La seule chose que nous savons de manière raisonnablement sûre est qu'actuellement le système-dollar a basculé vers le défaut de paiement en lieu de la régulation progressive par la dévaluation-surinflation modérée et souhaitée par le grand timonier Bernanke. Un véritable étau. Et qu'une bascule inopinée vers le chaud - l'inflation excessive, au delà de 15%, que l'on peut qualifier comme on voudra - fait pourtant partie des hypothèses. Ce retournement éventuel pourrait être tout aussi brutal que la course aux tangibles que nous avons connu il y a si peu ...

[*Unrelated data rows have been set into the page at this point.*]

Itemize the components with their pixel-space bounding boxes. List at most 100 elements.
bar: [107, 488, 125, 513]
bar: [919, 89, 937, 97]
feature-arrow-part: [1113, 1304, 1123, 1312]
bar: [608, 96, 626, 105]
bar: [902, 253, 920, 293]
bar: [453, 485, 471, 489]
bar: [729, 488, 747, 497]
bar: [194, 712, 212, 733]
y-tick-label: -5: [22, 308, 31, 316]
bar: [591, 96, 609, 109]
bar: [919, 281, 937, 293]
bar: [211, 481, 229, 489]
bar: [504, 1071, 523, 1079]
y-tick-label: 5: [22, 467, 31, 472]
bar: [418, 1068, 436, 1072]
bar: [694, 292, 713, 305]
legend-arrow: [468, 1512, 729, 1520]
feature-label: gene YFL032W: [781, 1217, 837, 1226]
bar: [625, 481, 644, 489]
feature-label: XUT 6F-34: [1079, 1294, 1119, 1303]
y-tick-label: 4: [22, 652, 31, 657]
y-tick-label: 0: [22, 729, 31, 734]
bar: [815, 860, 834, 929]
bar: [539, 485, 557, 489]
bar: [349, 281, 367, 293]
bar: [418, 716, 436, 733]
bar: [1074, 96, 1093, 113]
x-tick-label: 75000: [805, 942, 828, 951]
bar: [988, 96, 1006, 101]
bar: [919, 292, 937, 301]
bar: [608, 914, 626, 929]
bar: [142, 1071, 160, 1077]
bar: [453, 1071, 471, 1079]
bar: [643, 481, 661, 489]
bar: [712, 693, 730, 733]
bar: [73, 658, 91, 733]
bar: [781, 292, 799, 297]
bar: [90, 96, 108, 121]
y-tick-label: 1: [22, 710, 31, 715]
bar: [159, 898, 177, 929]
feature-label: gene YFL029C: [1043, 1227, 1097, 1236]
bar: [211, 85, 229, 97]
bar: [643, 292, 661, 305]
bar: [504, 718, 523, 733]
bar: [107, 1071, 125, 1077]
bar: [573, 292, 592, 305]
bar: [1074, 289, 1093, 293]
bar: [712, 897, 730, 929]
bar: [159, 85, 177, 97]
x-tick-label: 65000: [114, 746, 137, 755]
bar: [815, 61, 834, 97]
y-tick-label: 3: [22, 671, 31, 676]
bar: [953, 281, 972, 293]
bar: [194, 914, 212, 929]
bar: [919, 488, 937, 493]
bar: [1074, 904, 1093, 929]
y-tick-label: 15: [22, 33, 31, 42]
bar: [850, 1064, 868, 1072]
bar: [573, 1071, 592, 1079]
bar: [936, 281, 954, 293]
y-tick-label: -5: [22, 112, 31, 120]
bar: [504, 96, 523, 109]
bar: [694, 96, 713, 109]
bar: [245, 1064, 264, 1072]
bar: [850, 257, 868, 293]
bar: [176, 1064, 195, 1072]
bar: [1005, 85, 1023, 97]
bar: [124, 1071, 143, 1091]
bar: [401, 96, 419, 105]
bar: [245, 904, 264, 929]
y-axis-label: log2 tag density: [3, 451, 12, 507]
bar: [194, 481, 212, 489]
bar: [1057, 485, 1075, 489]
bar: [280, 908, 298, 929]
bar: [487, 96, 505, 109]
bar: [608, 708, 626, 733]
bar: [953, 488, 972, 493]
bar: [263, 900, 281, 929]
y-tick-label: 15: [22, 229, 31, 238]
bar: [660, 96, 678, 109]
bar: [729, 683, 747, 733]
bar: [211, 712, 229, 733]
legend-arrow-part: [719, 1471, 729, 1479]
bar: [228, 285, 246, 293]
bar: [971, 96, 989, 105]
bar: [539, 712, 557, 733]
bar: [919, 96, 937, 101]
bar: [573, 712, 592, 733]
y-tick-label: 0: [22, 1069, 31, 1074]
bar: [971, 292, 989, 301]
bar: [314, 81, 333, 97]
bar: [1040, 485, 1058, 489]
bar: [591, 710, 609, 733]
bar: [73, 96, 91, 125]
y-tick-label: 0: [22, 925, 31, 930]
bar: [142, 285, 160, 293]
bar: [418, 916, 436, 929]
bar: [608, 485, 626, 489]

S'il y a bascule, le marché ne verra pas surgir ce mouvement plus qu'il n'a vu venir la désinflation en cours. Car c'est bien les instruments même de l'activité des marchés qui sont perturbés. Et cela aucun marché ne peut le réguler. Sauf évidemment les marchés de l'argent eux-même - via les taux d'intérêt. Mais ceux-ci sont désormais sous le contrôle des autorités monétaires qui tenteront tout ce qui est dans leurs moyens pour éviter la terrible sanction que préparent les marchés obligataires. Et ce sur toutes les échéances désormais, les longues comme les plus courtes.

Les autorités monétaires ayant largement pipé les mécanismes de régulation des marchés de l'argent, on ne peut tabler à court terme sur le retour aux équilibres par la vertu de la dynamique des marchés. Ces déséquilibres vont perdurer.

Dans un tel contexte, je n'ai qu'une seule recommandation : "ne cherchons pas systématiquement de rationalité économique ultime aux mouvements en cours sur les marchés. Considérons cette survolalité pour ce qu'elle est et tentons de sécuriser la nature de ses propres créances sur le système". Ce qui n'est pas facile.

Bonne chance à tous.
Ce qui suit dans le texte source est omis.